Un correspondant de l'AFP a pu constater qu'il y avait une cavité de 1 m2 et de 30 centimètres de profondeur dans le mur avec, tout autour, des débris de roquettes sur le sol de marbre
[...]

Ces affrontements risquent de compliquer encore la procédure de transfert du mausolée au grand ayatollah Ali Sistani qui, selon le mouvement de M. Sadr, a été suspendue dimanche en raison notamment d'un différend sur l'estimation des biens du mausolée, qui sont d'une très grande valeur.

L'Armée du Mehdi de M. Sadr occupe depuis cinq mois le mausolée, dont elle a fait son quartier général, et affronte l'armée américaine, venue en appui aux forces de sécurité irakiennes, depuis le 5 août à Najaf.



ou comment donner des munitions a l'adversaire qu'on n'ose toujours pas écraser pour de bon, de peur des réaction d'indignation éventuelles.

Auteur :  ZedroS [ Mar 24 Août 2004, 02:06 ]
Sujet du message : 

Tout va vraiment bien, suffit juste de regarder ou il faut :

http://www.lefigaro.fr/international/20 ... G0111.html

ÉTATS-UNIS Un réseau antidémocrate a levé 2 millions de dollars
Les «pro-guerre» mobilisés sur Internet


Los Angeles : Armelle Vincent-Arriola
[23 août 2004]

Lorsqu'il rentre d'Afghanistan en décembre 2002 après sept mois de service actif au sein des Forces spéciales, le réserviste (et ex-marine) américain John Ubaldi est fier du travail humanitaire qu'il a accompli dans cette contrée lointaine. Lorsque la guerre en Irak débute en mars 2003, il considère que, «messagères d'une juste cause», les troupes ont été envoyées pour sauver l'Occident d'un ennemi implacable décidé à détruire. «Lorsque j'ai vu que la presse se mettait presque unanimement à critiquer la mission de l'armée plutôt qu'à encourager nos braves soldats, j'ai décidé qu'il fallait faire quelque chose pour soutenir nos troupes et rétablir la vérité sur ce qui se passe vraiment en Irak», raconte le quinquagénaire, aujourd'hui chef des opérations au QG des marines de Camp Pendleton.

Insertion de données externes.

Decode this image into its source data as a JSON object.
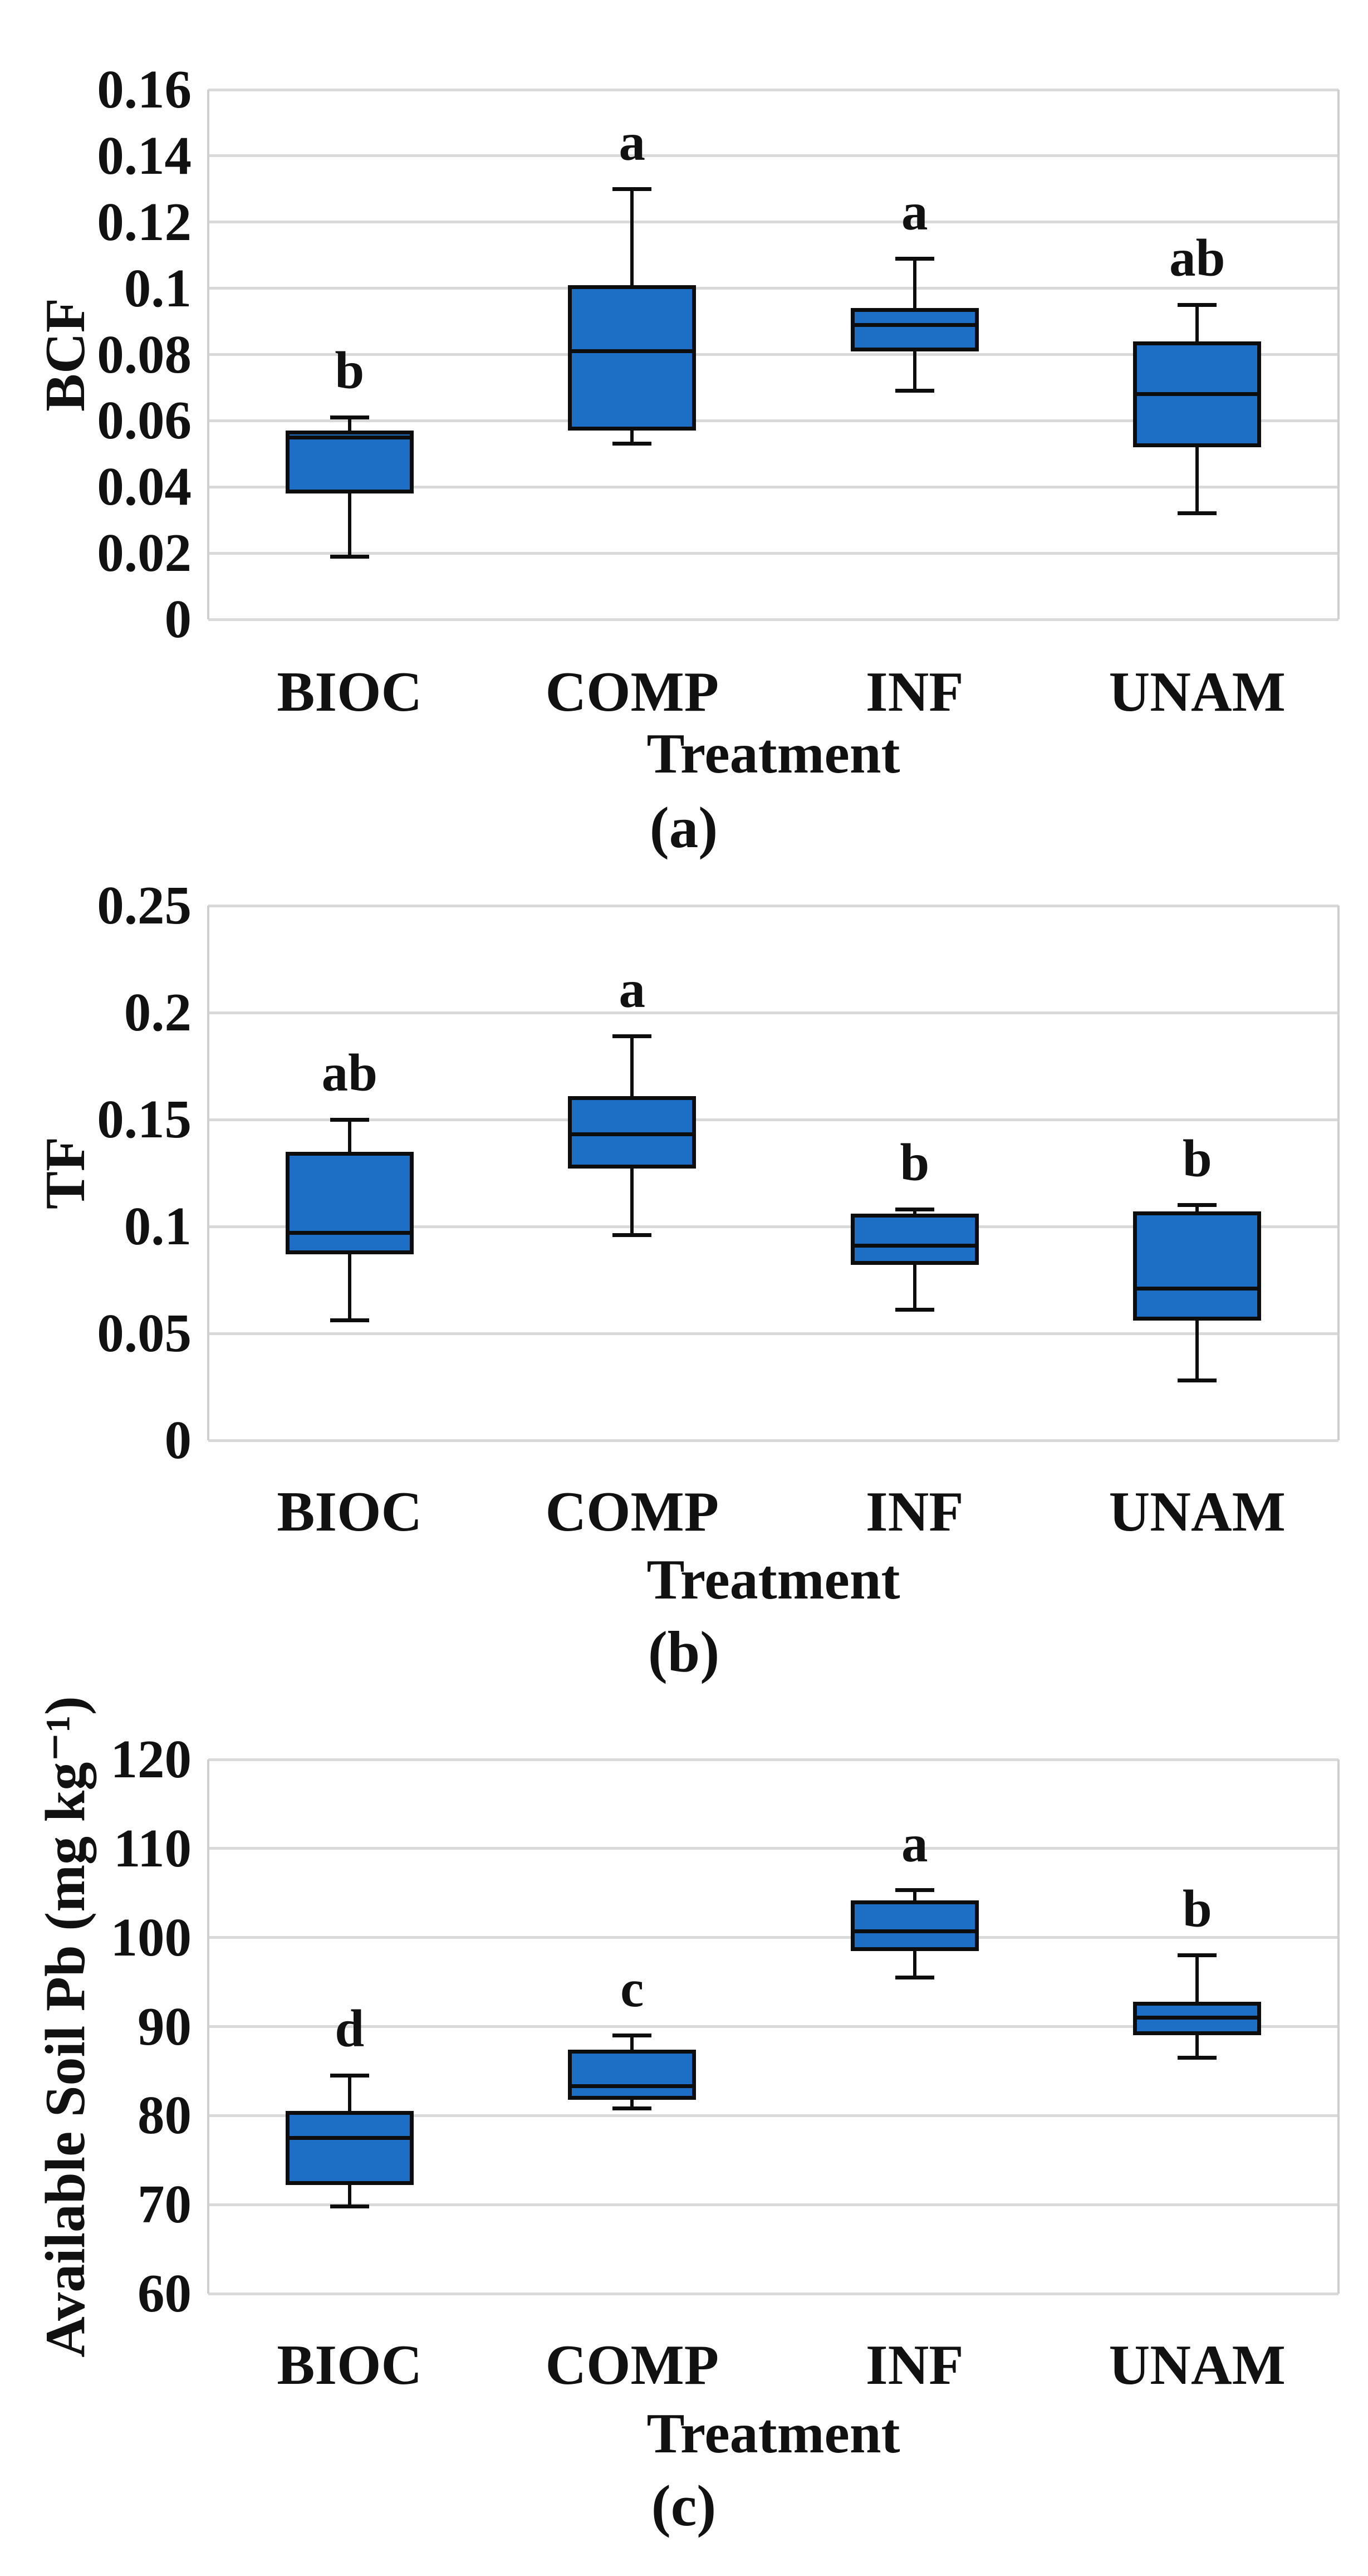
{
  "figure": {
    "background": "#ffffff",
    "box_fill": "#1d6fc6",
    "box_border": "#0d0d0d",
    "gridline_color": "#d9d9d9",
    "axis_border_color": "#cfcfcf",
    "categories": [
      "BIOC",
      "COMP",
      "INF",
      "UNAM"
    ],
    "x_axis_title": "Treatment"
  },
  "chart_data": [
    {
      "type": "box",
      "panel_label": "(a)",
      "ylabel": "BCF",
      "xlabel": "Treatment",
      "categories": [
        "BIOC",
        "COMP",
        "INF",
        "UNAM"
      ],
      "ylim": [
        0,
        0.16
      ],
      "yticks": [
        0,
        0.02,
        0.04,
        0.06,
        0.08,
        0.1,
        0.12,
        0.14,
        0.16
      ],
      "ytick_labels": [
        "0",
        "0.02",
        "0.04",
        "0.06",
        "0.08",
        "0.1",
        "0.12",
        "0.14",
        "0.16"
      ],
      "grid": true,
      "legend": "none",
      "series": [
        {
          "category": "BIOC",
          "sig_letter": "b",
          "whisker_low": 0.019,
          "q1": 0.038,
          "median": 0.055,
          "q3": 0.057,
          "whisker_high": 0.061
        },
        {
          "category": "COMP",
          "sig_letter": "a",
          "whisker_low": 0.053,
          "q1": 0.057,
          "median": 0.081,
          "q3": 0.101,
          "whisker_high": 0.13
        },
        {
          "category": "INF",
          "sig_letter": "a",
          "whisker_low": 0.069,
          "q1": 0.081,
          "median": 0.089,
          "q3": 0.094,
          "whisker_high": 0.109
        },
        {
          "category": "UNAM",
          "sig_letter": "ab",
          "whisker_low": 0.032,
          "q1": 0.052,
          "median": 0.068,
          "q3": 0.084,
          "whisker_high": 0.095
        }
      ]
    },
    {
      "type": "box",
      "panel_label": "(b)",
      "ylabel": "TF",
      "xlabel": "Treatment",
      "categories": [
        "BIOC",
        "COMP",
        "INF",
        "UNAM"
      ],
      "ylim": [
        0,
        0.25
      ],
      "yticks": [
        0,
        0.05,
        0.1,
        0.15,
        0.2,
        0.25
      ],
      "ytick_labels": [
        "0",
        "0.05",
        "0.1",
        "0.15",
        "0.2",
        "0.25"
      ],
      "grid": true,
      "legend": "none",
      "series": [
        {
          "category": "BIOC",
          "sig_letter": "ab",
          "whisker_low": 0.056,
          "q1": 0.087,
          "median": 0.097,
          "q3": 0.135,
          "whisker_high": 0.15
        },
        {
          "category": "COMP",
          "sig_letter": "a",
          "whisker_low": 0.096,
          "q1": 0.127,
          "median": 0.143,
          "q3": 0.161,
          "whisker_high": 0.189
        },
        {
          "category": "INF",
          "sig_letter": "b",
          "whisker_low": 0.061,
          "q1": 0.082,
          "median": 0.091,
          "q3": 0.106,
          "whisker_high": 0.108
        },
        {
          "category": "UNAM",
          "sig_letter": "b",
          "whisker_low": 0.028,
          "q1": 0.056,
          "median": 0.071,
          "q3": 0.107,
          "whisker_high": 0.11
        }
      ]
    },
    {
      "type": "box",
      "panel_label": "(c)",
      "ylabel": "Available Soil Pb (mg kg⁻¹)",
      "xlabel": "Treatment",
      "categories": [
        "BIOC",
        "COMP",
        "INF",
        "UNAM"
      ],
      "ylim": [
        60,
        120
      ],
      "yticks": [
        60,
        70,
        80,
        90,
        100,
        110,
        120
      ],
      "ytick_labels": [
        "60",
        "70",
        "80",
        "90",
        "100",
        "110",
        "120"
      ],
      "grid": true,
      "legend": "none",
      "series": [
        {
          "category": "BIOC",
          "sig_letter": "d",
          "whisker_low": 69.8,
          "q1": 72.2,
          "median": 77.5,
          "q3": 80.5,
          "whisker_high": 84.5
        },
        {
          "category": "COMP",
          "sig_letter": "c",
          "whisker_low": 80.8,
          "q1": 81.8,
          "median": 83.3,
          "q3": 87.4,
          "whisker_high": 89.0
        },
        {
          "category": "INF",
          "sig_letter": "a",
          "whisker_low": 95.5,
          "q1": 98.5,
          "median": 100.7,
          "q3": 104.2,
          "whisker_high": 105.3
        },
        {
          "category": "UNAM",
          "sig_letter": "b",
          "whisker_low": 86.5,
          "q1": 89.0,
          "median": 91.0,
          "q3": 92.8,
          "whisker_high": 98.0
        }
      ]
    }
  ]
}
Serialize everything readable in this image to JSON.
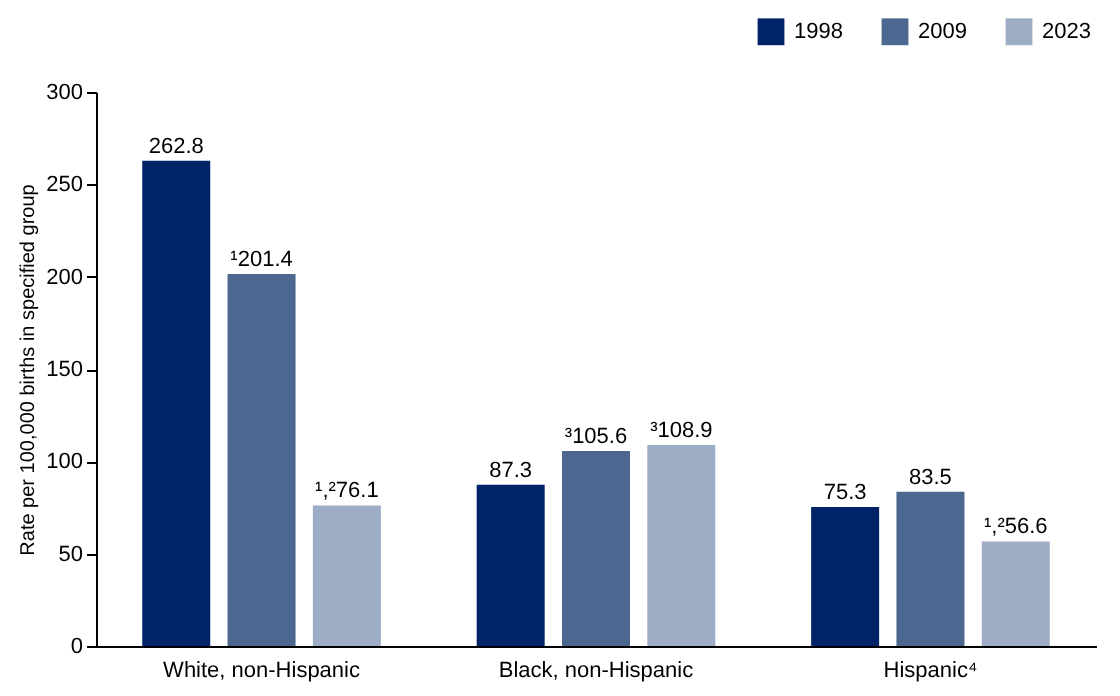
{
  "chart_data": {
    "type": "bar",
    "ylabel": "Rate per 100,000 births in specified group",
    "categories": [
      "White, non-Hispanic",
      "Black, non-Hispanic",
      "Hispanic⁴"
    ],
    "series": [
      {
        "name": "1998",
        "color": "#002467",
        "values": [
          262.8,
          87.3,
          75.3
        ],
        "value_labels": [
          "262.8",
          "87.3",
          "75.3"
        ]
      },
      {
        "name": "2009",
        "color": "#4d6890",
        "values": [
          201.4,
          105.6,
          83.5
        ],
        "value_labels": [
          "¹201.4",
          "³105.6",
          "83.5"
        ]
      },
      {
        "name": "2023",
        "color": "#9dadc6",
        "values": [
          76.1,
          108.9,
          56.6
        ],
        "value_labels": [
          "¹,²76.1",
          "³108.9",
          "¹,²56.6"
        ]
      }
    ],
    "ylim": [
      0,
      300
    ],
    "yticks": [
      0,
      50,
      100,
      150,
      200,
      250,
      300
    ],
    "grid": false,
    "legend": "top right"
  }
}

Aussitôt dit, aussitôt fait. En mai dernier, John Ubaldi s'est allié à un autre critique de la couverture médiatique de la guerre, Howard Kaloogian, un ancien député plus connu en Californie pour avoir activement participé à la campagne de rappel du gouverneur Gray Davis, qui a abouti à l'élection d'Arnold Schwarzenegger. Ensemble, les deux hommes lancent Move America Forward (Faisons avancer l'Amérique), un mouvement ultraconservateur «grassroots» (littéralement né de la base) basé sur Internet. Son but ? Présenter la guerre en Irak sous un jour favorable et faire contre-poids à la cyberorganisation de gauche Moveon.org, connue pour son opposition farouche à l'intervention américaine en Irak. En trois mois, MAF a recruté 100 000 membres, enregistré 11 millions de visites sur son site Web et levé 2 millions de dollars destinés à l'envoi de matériel médical en Irak.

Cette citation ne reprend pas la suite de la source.